The EBNF grammar of regular expressions is:

    
    regex  ::= term { termop term }
    termop ::= '|' | '&'
    term   ::= { factor }
    factor ::= base { '*' }
    base   ::= [ '~' ] atom
    atom   ::= '\' char
            |  char
            |  '(' regex ')'
   

In this dialect, the operator ~ is complement (or negation) and the operator & is intersection (or and).

Requirements

To complete the assignment, modify the template to use your own regular expression implementation instead of the internal JavaScript implementation.

Matt will grade the assignment with a manual read of your code plus a suite of test inputs.

To aid the suite testing, your page should export the function DoesMatch(regex,string), returning true for an exact match and false otherwise.

Turnin

To turn in this project, submit a URL from your public html directory on winterfell to this file.

To prevent your assignment from being copied, place it it the subdirectory ~/public_html/p2/

Then, disable public reads of this directory, while allowing public execution:

    chmod o-r $HOME/public_html/p2
    chmod o+x $HOME/public_html
   

Directories with incorrect permissions set will receive an automatic 0.

Rename template.html to a random filename (ending in .html), e.g., 1701.html

The filename must have at least 20 characters.

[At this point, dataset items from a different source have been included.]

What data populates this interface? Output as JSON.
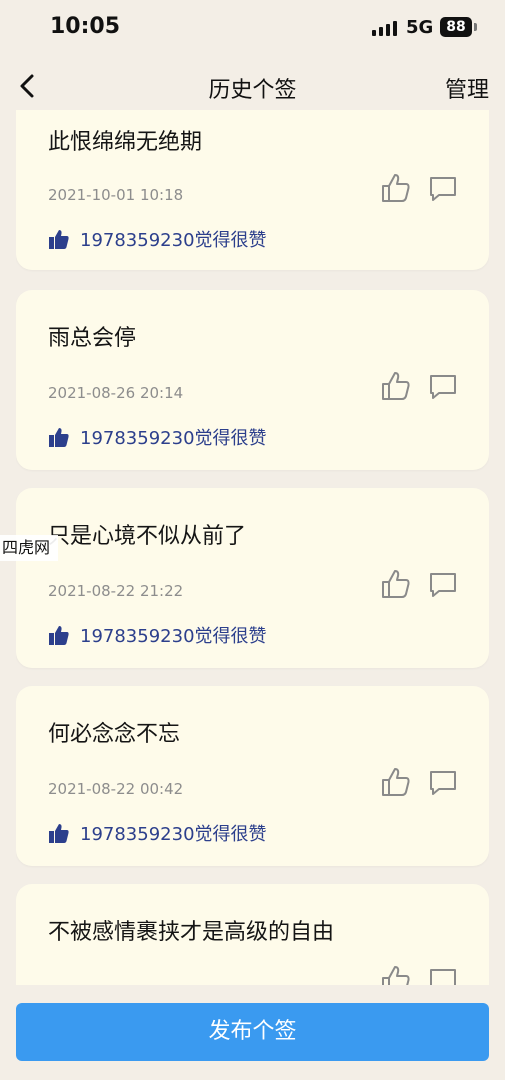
{
  "status_bar": {
    "time": "10:05",
    "network": "5G",
    "battery": "88"
  },
  "nav": {
    "title": "历史个签",
    "manage_label": "管理"
  },
  "cards": [
    {
      "text": "此恨绵绵无绝期",
      "time": "2021-10-01 10:18",
      "liker": "1978359230觉得很赞"
    },
    {
      "text": "雨总会停",
      "time": "2021-08-26 20:14",
      "liker": "1978359230觉得很赞"
    },
    {
      "text": "只是心境不似从前了",
      "time": "2021-08-22 21:22",
      "liker": "1978359230觉得很赞"
    },
    {
      "text": "何必念念不忘",
      "time": "2021-08-22 00:42",
      "liker": "1978359230觉得很赞"
    },
    {
      "text": "不被感情裹挟才是高级的自由",
      "time": "",
      "liker": ""
    }
  ],
  "watermark": "四虎网",
  "publish_label": "发布个签",
  "colors": {
    "accent": "#3a9af0",
    "card_bg": "#fefbea",
    "page_bg": "#f3eee6",
    "liker_text": "#2c3f8c"
  },
  "icons": {
    "like": "thumbs-up-outline-icon",
    "comment": "comment-bubble-icon",
    "liker": "thumbs-up-filled-icon",
    "back": "chevron-left-icon"
  }
}
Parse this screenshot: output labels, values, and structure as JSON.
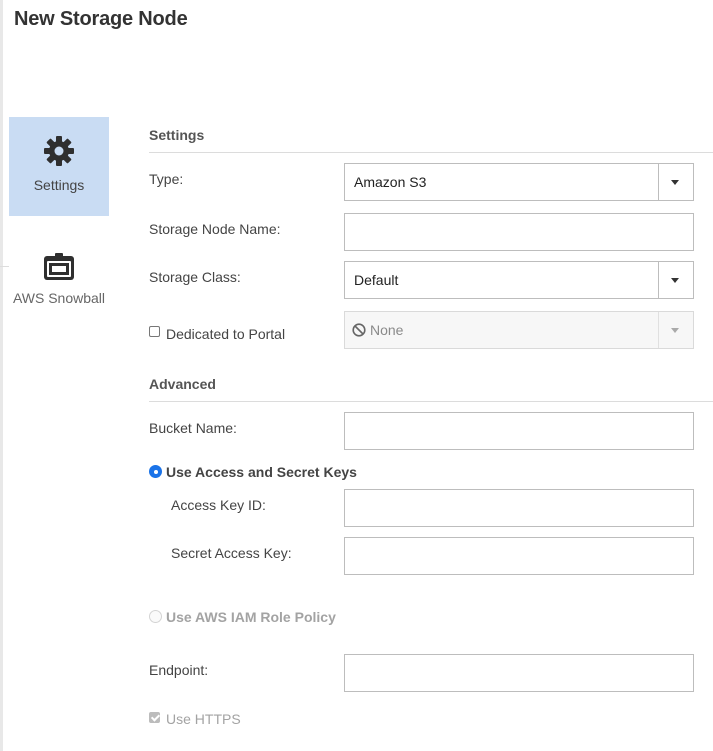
{
  "page": {
    "title": "New Storage Node"
  },
  "nav": {
    "settings": {
      "label": "Settings",
      "icon": "gear-icon"
    },
    "snowball": {
      "label": "AWS Snowball",
      "icon": "snowball-device-icon"
    }
  },
  "settings_section": {
    "title": "Settings",
    "type_label": "Type:",
    "type_value": "Amazon S3",
    "name_label": "Storage Node Name:",
    "name_value": "",
    "class_label": "Storage Class:",
    "class_value": "Default",
    "dedicated_label": "Dedicated to Portal",
    "dedicated_checked": false,
    "portal_value": "None"
  },
  "advanced_section": {
    "title": "Advanced",
    "bucket_label": "Bucket Name:",
    "bucket_value": "",
    "keys_option_label": "Use Access and Secret Keys",
    "keys_option_selected": true,
    "access_key_label": "Access Key ID:",
    "access_key_value": "",
    "secret_key_label": "Secret Access Key:",
    "secret_key_value": "",
    "iam_option_label": "Use AWS IAM Role Policy",
    "iam_option_selected": false,
    "endpoint_label": "Endpoint:",
    "endpoint_value": "",
    "https_label": "Use HTTPS",
    "https_checked": true
  },
  "colors": {
    "nav_selected_bg": "#c9dcf3",
    "radio_accent": "#1a73e8"
  }
}
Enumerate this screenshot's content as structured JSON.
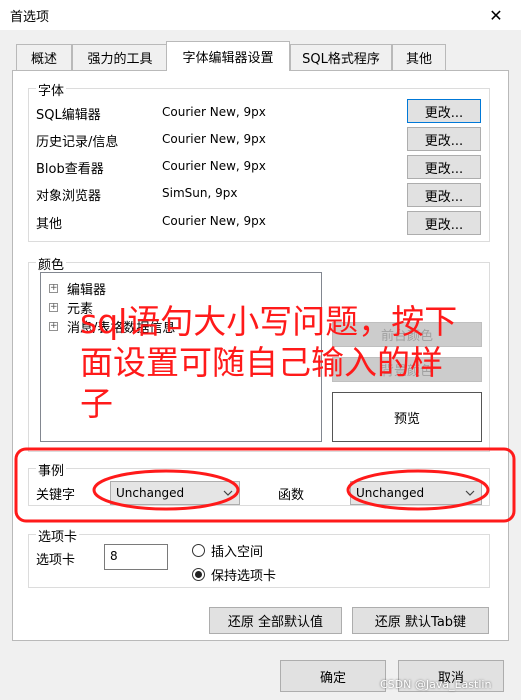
{
  "window": {
    "title": "首选项",
    "close_label": "✕"
  },
  "tabs": [
    {
      "label": "概述",
      "active": false
    },
    {
      "label": "强力的工具",
      "active": false
    },
    {
      "label": "字体编辑器设置",
      "active": true
    },
    {
      "label": "SQL格式程序",
      "active": false
    },
    {
      "label": "其他",
      "active": false
    }
  ],
  "fonts": {
    "label": "字体",
    "rows": [
      {
        "label": "SQL编辑器",
        "value": "Courier New, 9px",
        "button": "更改..."
      },
      {
        "label": "历史记录/信息",
        "value": "Courier New, 9px",
        "button": "更改..."
      },
      {
        "label": "Blob查看器",
        "value": "Courier New, 9px",
        "button": "更改..."
      },
      {
        "label": "对象浏览器",
        "value": "SimSun, 9px",
        "button": "更改..."
      },
      {
        "label": "其他",
        "value": "Courier New, 9px",
        "button": "更改..."
      }
    ]
  },
  "colors": {
    "label": "颜色",
    "tree": [
      {
        "label": "编辑器",
        "toggle": "+"
      },
      {
        "label": "元素",
        "toggle": "+"
      },
      {
        "label": "消息/表格数据信息",
        "toggle": "+"
      }
    ],
    "foreground_button": "前台颜色",
    "background_button": "背景颜色",
    "preview_label": "预览"
  },
  "case": {
    "label": "事例",
    "keyword_label": "关键字",
    "keyword_value": "Unchanged",
    "function_label": "函数",
    "function_value": "Unchanged"
  },
  "tabs_group": {
    "label": "选项卡",
    "size_label": "选项卡",
    "size_value": "8",
    "insert_spaces_label": "插入空间",
    "keep_tabs_label": "保持选项卡"
  },
  "buttons": {
    "restore_all": "还原 全部默认值",
    "restore_tab": "还原 默认Tab键",
    "ok": "确定",
    "cancel": "取消"
  },
  "annotation": {
    "text_line1": "sql语句大小写问题，按下",
    "text_line2": "面设置可随自己输入的样",
    "text_line3": "子",
    "color": "#ff1a1a"
  },
  "watermark": "CSDN @Java_Eastlin"
}
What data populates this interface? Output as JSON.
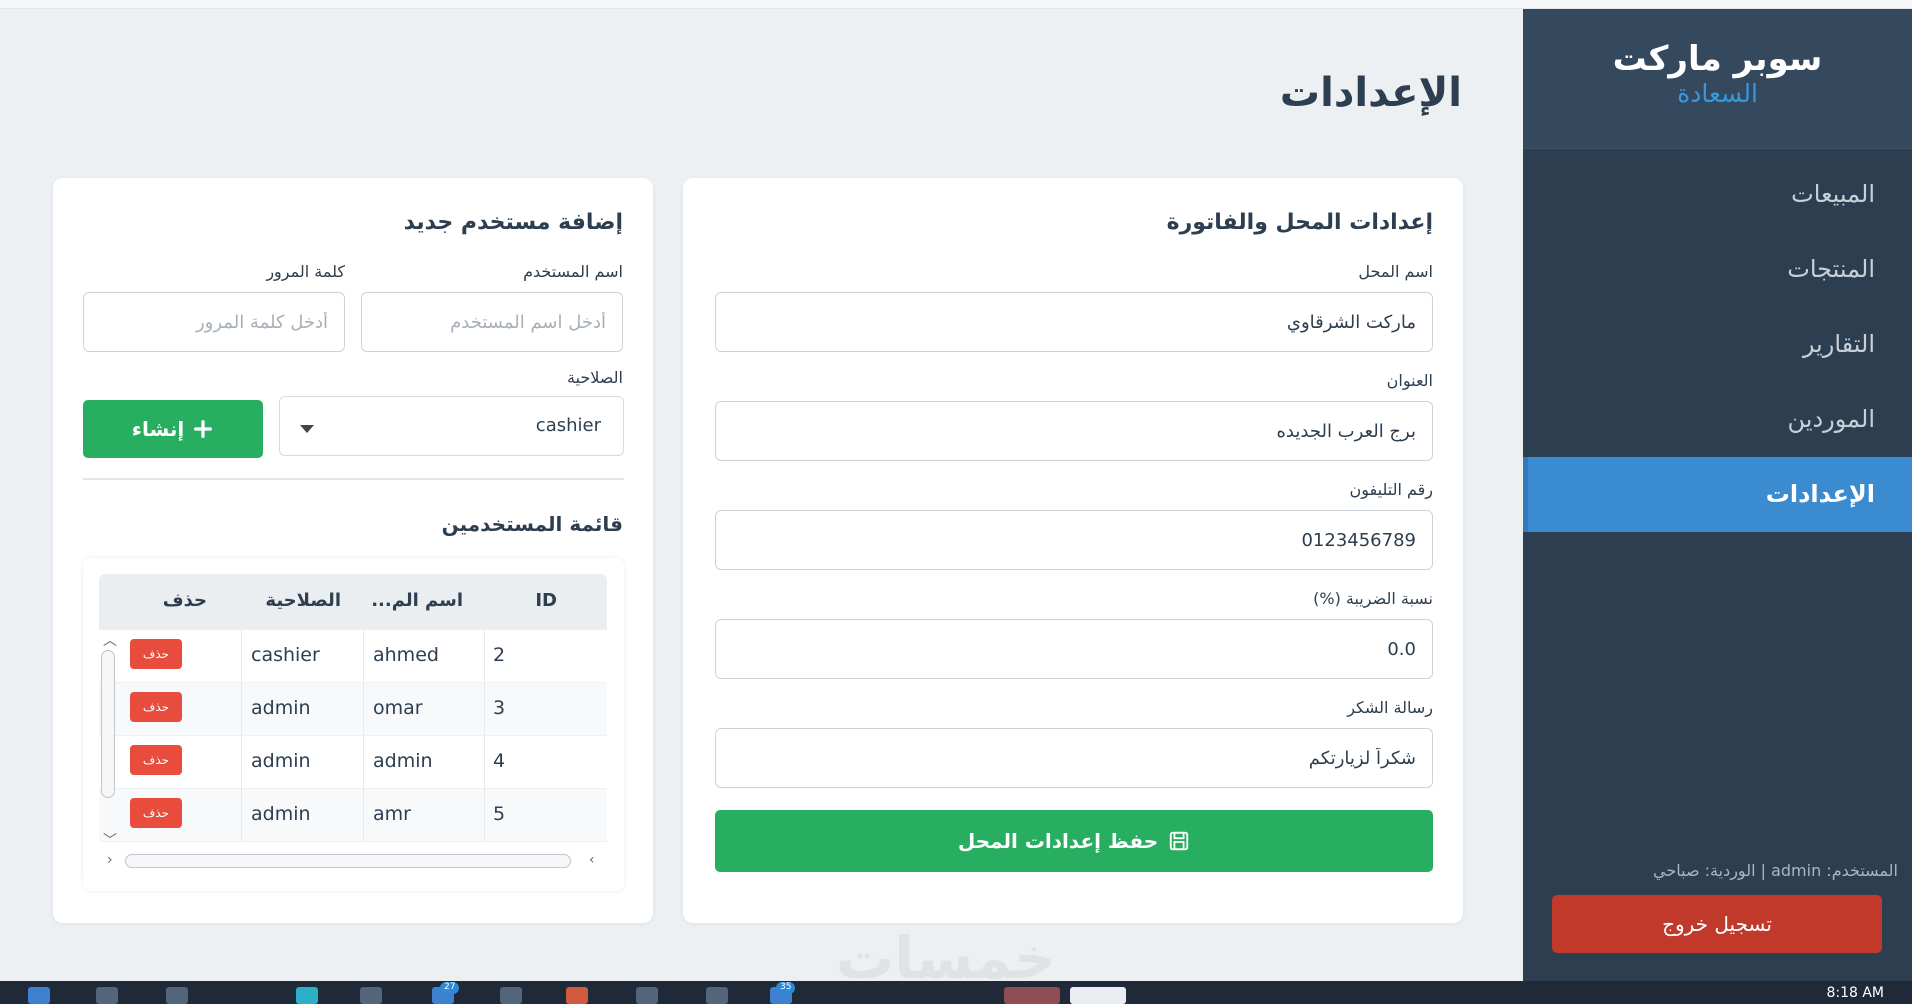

Then, email Matt the link:

    http://winterfell.ucombinator.org/~username/p2/num.html
   

Pointers

For an implementation of regular expressions with derivatives in Java, see the slides on lexing.

For an implementation in Scheme, with an explanation of the theory, see this post.

The recursive descent parsing examples from class are also available.

Project 3: Web scripting

In this project, you will write an email analytics and automation web application that will:

After the analysis, your application will then perform the following on each item in the inbox:

Recommended tools: cron, Perl, apache, MySQL, PHP, JavaScript, CSS, HTML.

Project 4: A web-based calculator

In this project, you will create an online calculator capable of arithmetic, as well as simple operations from calculus like symbolic integration and differentiation.

Project 5: An IRC bot

In this project, you will create an IRC bot that connects to an IRC server, joins a room and then interacts with users according to a simple natural-language command set.

Final Project: Implementing an interpreter

In this project, you will implement a web-based interpreter for μScheme, a tiny subset of the Scheme language.

You can do this entirely client-side in JavaScript, or you can implement it server-side in the language of your choice.